Cat 6a should be fine. Cat 7 is a weird offshoot standard, cat 8 is expensive and stiff and you shouldn't use it, you should use fiber if you need more than 6a can deliver.

https://www.cablematters.com/Blog/Networking/what-is-cat7-and-why-you-don-t-need-it

Any coax you buy should be fine.

Ahh yeah, I asked the guy at the electronics store what cat 7 was for and his answer was basically that some people wanted the cable with the highest number :v:

Fruits of the sea
Dec 1, 2010

Subjunctive posted:

“life easier in the future”: run conduit if you can, and a run of pulling line alongside the cable if you can’t, so you can more easily get updated/additional cable along there later

Thanks, this is a great idea. I'll put some thought into whether it makes sense within the existing floor plan. Unfortunately the outward facing walls are a bitch to drill through, there's probably an air gap somewhere in all that concrete and brick but I have yet to find it.

Eletriarnation posted:

Cat6 is fine out to 55m for 10G, so unless you have a huge house you don't really need to spring for 6A. It might not be a substantial cost increase in your case, but when I got 10 drops put in my house (e: in 2017) it was going to be either ~$900 for Cat6 or 1500 for 6A. It was unclear if 6A would ever have any benefit, so I stuck with 6.

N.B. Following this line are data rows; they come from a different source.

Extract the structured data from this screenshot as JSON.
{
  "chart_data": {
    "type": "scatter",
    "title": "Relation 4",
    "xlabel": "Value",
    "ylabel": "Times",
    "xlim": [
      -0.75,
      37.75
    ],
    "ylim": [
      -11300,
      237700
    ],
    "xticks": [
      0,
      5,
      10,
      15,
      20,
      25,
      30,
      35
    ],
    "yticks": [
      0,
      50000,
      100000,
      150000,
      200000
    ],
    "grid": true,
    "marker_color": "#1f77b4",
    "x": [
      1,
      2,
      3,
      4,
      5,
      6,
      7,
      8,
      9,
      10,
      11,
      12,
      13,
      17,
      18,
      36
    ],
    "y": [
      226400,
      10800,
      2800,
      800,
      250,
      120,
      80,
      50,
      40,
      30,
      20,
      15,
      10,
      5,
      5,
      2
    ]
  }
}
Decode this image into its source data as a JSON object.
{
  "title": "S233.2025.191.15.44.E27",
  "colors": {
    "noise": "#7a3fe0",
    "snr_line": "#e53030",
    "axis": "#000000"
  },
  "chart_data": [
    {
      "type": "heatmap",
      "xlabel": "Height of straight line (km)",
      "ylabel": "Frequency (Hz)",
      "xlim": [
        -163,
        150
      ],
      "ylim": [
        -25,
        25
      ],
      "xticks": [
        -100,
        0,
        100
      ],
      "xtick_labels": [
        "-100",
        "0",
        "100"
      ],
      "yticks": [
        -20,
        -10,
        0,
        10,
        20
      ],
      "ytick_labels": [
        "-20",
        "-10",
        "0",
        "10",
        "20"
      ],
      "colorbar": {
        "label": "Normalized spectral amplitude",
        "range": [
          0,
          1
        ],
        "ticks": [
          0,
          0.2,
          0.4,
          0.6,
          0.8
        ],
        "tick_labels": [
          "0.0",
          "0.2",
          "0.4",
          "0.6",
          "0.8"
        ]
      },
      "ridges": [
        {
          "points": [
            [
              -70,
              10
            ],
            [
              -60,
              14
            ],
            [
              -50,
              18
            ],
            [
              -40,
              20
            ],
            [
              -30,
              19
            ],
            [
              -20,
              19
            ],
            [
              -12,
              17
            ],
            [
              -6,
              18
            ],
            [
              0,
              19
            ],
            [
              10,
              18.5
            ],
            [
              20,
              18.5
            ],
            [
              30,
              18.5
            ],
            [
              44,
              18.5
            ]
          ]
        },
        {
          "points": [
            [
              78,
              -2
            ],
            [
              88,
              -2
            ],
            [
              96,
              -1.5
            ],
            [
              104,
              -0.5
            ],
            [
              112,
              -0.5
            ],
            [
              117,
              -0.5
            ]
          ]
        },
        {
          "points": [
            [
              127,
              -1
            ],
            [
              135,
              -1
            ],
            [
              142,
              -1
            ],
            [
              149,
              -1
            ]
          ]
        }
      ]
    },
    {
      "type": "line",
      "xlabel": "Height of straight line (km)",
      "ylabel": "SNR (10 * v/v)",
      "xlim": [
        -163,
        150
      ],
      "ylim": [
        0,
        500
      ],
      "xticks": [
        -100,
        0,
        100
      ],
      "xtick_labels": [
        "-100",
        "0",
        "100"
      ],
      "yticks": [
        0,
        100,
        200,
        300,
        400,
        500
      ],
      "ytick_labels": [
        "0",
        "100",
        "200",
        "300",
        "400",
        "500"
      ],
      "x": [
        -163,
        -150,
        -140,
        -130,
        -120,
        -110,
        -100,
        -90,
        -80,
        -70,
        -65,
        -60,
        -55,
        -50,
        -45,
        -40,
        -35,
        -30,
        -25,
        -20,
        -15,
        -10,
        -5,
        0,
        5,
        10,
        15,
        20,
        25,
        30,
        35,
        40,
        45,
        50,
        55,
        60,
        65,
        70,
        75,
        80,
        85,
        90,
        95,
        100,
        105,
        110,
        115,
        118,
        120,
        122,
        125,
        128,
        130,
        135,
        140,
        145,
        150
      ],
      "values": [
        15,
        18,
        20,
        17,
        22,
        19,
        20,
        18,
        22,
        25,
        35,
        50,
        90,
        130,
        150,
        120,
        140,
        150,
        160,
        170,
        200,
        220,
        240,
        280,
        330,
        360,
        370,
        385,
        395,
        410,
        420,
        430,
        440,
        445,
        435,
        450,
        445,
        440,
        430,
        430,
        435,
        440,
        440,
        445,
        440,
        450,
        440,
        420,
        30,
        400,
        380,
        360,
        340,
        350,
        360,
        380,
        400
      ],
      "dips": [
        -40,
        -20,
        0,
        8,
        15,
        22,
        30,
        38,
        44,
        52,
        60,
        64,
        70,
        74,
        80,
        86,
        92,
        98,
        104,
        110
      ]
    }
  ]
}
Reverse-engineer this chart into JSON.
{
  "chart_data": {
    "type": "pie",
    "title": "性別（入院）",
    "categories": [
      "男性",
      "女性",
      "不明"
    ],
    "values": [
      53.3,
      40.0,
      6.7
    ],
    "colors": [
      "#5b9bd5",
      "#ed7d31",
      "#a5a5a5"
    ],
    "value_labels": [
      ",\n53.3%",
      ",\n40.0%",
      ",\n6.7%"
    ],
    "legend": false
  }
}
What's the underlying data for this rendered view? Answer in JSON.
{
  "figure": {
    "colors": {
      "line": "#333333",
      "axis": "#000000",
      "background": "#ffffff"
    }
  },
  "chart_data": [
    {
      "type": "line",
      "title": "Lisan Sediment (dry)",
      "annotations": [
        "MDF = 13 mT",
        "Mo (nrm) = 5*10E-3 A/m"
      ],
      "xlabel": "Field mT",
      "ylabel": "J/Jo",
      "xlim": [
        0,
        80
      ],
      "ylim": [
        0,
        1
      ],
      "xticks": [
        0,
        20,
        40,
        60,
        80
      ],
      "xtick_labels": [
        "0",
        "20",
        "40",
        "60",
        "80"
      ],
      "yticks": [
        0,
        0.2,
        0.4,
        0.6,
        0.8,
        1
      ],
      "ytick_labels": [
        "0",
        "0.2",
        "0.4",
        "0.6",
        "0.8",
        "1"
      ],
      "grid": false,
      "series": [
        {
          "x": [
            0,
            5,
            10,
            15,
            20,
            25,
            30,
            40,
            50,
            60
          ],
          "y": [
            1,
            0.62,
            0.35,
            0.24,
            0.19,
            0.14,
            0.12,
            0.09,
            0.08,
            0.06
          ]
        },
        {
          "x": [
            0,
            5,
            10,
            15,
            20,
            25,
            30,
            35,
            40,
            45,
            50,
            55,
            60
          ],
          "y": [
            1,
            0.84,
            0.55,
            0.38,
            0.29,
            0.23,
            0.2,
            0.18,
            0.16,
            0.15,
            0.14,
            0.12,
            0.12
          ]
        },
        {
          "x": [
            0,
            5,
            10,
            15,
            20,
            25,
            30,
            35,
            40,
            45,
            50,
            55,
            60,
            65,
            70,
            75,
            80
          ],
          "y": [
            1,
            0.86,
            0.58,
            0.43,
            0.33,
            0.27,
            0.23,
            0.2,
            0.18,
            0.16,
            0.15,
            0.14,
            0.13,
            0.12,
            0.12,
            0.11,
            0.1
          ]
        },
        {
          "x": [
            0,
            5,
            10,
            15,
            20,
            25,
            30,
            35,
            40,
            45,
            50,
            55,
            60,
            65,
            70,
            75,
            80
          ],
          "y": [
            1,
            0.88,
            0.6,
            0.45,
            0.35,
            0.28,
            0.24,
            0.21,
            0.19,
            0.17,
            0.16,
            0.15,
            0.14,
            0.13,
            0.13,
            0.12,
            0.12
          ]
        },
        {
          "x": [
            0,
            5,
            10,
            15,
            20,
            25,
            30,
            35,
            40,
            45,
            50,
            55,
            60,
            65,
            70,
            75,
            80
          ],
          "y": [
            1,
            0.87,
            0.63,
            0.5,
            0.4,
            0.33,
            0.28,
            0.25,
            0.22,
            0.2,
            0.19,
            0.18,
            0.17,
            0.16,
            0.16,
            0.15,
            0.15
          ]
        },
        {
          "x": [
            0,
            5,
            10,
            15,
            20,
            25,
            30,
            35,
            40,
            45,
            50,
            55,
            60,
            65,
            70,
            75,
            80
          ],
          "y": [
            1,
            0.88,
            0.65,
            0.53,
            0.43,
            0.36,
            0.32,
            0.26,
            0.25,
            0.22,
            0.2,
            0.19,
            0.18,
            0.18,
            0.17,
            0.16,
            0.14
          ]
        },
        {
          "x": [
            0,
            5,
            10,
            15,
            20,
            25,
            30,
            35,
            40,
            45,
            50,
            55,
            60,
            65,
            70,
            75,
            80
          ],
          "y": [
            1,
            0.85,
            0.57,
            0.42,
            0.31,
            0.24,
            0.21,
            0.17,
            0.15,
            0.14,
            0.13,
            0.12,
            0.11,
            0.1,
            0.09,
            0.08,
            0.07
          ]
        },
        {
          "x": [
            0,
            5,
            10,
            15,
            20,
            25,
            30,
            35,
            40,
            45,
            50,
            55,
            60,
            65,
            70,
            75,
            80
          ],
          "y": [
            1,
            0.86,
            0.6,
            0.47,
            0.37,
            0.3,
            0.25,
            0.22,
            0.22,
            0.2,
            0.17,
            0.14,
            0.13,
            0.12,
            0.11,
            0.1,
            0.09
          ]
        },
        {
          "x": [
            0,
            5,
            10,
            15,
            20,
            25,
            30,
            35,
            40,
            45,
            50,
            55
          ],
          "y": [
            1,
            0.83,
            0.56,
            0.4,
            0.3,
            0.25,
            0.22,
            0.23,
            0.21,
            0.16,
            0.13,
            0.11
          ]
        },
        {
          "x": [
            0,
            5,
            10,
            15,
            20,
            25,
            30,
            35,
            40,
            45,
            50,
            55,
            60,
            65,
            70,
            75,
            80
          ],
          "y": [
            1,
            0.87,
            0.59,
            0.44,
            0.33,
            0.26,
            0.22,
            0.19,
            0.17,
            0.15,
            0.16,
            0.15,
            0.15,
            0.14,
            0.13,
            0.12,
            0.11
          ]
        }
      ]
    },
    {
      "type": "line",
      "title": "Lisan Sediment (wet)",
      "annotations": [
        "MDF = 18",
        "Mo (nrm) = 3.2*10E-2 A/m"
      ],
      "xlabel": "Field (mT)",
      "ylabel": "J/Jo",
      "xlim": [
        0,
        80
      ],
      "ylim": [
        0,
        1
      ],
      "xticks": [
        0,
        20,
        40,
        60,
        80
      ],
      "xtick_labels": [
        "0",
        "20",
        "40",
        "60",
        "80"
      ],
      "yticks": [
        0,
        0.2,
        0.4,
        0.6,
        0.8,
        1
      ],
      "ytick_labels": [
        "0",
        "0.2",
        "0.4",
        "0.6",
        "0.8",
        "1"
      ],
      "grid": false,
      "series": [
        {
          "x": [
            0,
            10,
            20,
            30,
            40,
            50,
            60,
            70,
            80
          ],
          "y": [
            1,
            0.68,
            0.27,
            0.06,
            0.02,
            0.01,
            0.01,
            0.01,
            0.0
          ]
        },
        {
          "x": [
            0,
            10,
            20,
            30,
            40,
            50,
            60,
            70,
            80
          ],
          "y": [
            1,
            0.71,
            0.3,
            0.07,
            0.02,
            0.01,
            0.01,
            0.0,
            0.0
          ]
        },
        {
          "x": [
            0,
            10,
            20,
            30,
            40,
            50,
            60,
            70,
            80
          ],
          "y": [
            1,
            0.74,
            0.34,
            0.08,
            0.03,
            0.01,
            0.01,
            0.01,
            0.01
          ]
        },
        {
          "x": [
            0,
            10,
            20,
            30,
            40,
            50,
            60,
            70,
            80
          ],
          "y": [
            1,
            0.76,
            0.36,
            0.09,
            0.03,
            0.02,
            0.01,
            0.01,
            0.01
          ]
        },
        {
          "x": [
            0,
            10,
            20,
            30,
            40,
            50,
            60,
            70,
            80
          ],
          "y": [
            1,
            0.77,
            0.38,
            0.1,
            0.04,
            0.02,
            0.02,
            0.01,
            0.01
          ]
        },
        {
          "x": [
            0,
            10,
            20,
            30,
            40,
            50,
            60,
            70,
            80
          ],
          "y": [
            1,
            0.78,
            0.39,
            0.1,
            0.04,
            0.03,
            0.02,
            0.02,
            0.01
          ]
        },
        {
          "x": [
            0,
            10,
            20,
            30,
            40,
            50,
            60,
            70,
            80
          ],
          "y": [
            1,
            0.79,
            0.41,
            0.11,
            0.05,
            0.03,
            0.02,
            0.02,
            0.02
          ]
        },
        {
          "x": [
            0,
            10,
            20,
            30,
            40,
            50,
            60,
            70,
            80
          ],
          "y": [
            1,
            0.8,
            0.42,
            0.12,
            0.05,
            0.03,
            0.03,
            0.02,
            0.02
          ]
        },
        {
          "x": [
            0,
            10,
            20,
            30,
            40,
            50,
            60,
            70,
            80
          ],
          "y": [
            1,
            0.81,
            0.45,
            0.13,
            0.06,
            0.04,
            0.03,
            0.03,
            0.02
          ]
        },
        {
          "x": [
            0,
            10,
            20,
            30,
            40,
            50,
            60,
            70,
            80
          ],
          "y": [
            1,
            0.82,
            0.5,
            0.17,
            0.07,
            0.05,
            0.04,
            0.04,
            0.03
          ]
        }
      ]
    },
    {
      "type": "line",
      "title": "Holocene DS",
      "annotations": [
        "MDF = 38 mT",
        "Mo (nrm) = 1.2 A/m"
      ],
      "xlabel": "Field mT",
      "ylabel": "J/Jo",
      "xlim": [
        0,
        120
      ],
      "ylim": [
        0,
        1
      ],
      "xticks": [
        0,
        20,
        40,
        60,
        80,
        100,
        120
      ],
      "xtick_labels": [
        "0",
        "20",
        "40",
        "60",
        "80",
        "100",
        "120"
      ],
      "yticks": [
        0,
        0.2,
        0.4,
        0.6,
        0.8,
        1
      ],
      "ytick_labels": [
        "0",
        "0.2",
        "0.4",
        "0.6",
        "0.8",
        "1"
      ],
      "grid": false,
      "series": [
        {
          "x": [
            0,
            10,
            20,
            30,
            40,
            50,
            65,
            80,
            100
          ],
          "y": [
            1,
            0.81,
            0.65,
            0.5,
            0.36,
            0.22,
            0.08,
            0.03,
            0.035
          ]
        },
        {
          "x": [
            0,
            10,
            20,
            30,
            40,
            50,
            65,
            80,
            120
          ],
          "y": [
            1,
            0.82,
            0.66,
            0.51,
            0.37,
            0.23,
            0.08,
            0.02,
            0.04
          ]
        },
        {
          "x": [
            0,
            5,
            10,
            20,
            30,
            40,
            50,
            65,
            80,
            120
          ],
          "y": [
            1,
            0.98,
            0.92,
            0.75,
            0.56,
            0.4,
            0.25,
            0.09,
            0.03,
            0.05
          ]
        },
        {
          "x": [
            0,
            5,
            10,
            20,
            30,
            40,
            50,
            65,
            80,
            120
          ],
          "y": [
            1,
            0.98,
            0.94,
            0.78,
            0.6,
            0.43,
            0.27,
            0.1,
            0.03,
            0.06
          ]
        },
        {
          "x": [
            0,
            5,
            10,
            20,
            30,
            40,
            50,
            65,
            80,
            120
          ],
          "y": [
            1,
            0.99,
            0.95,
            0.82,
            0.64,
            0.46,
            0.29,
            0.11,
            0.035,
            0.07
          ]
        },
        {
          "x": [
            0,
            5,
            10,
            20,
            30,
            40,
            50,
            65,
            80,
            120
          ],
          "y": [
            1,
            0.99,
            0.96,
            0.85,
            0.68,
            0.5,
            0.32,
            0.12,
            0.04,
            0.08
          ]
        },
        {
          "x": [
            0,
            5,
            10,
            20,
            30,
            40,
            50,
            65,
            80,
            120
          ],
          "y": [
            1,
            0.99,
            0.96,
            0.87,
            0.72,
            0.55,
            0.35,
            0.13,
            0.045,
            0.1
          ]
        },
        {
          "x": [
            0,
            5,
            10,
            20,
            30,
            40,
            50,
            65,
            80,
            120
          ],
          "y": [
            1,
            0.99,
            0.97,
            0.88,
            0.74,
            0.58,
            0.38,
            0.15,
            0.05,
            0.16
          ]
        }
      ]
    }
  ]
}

Also agreed that if you really care about 10G and especially beyond you should just run multimode fiber. You're going to have to make some compromises on cost and power consumption to put a whole house on 10GBase-T, especially if you don't already have the NICs where cost per port is like $70 vs. $20 for SFP+. (e: You can buy used X540-T1s instead of new AQC107 cards to narrow that gap a lot, but the switches/SFPs will still cost more.)

Thanks for this! Whatever I do will be within that length anyways.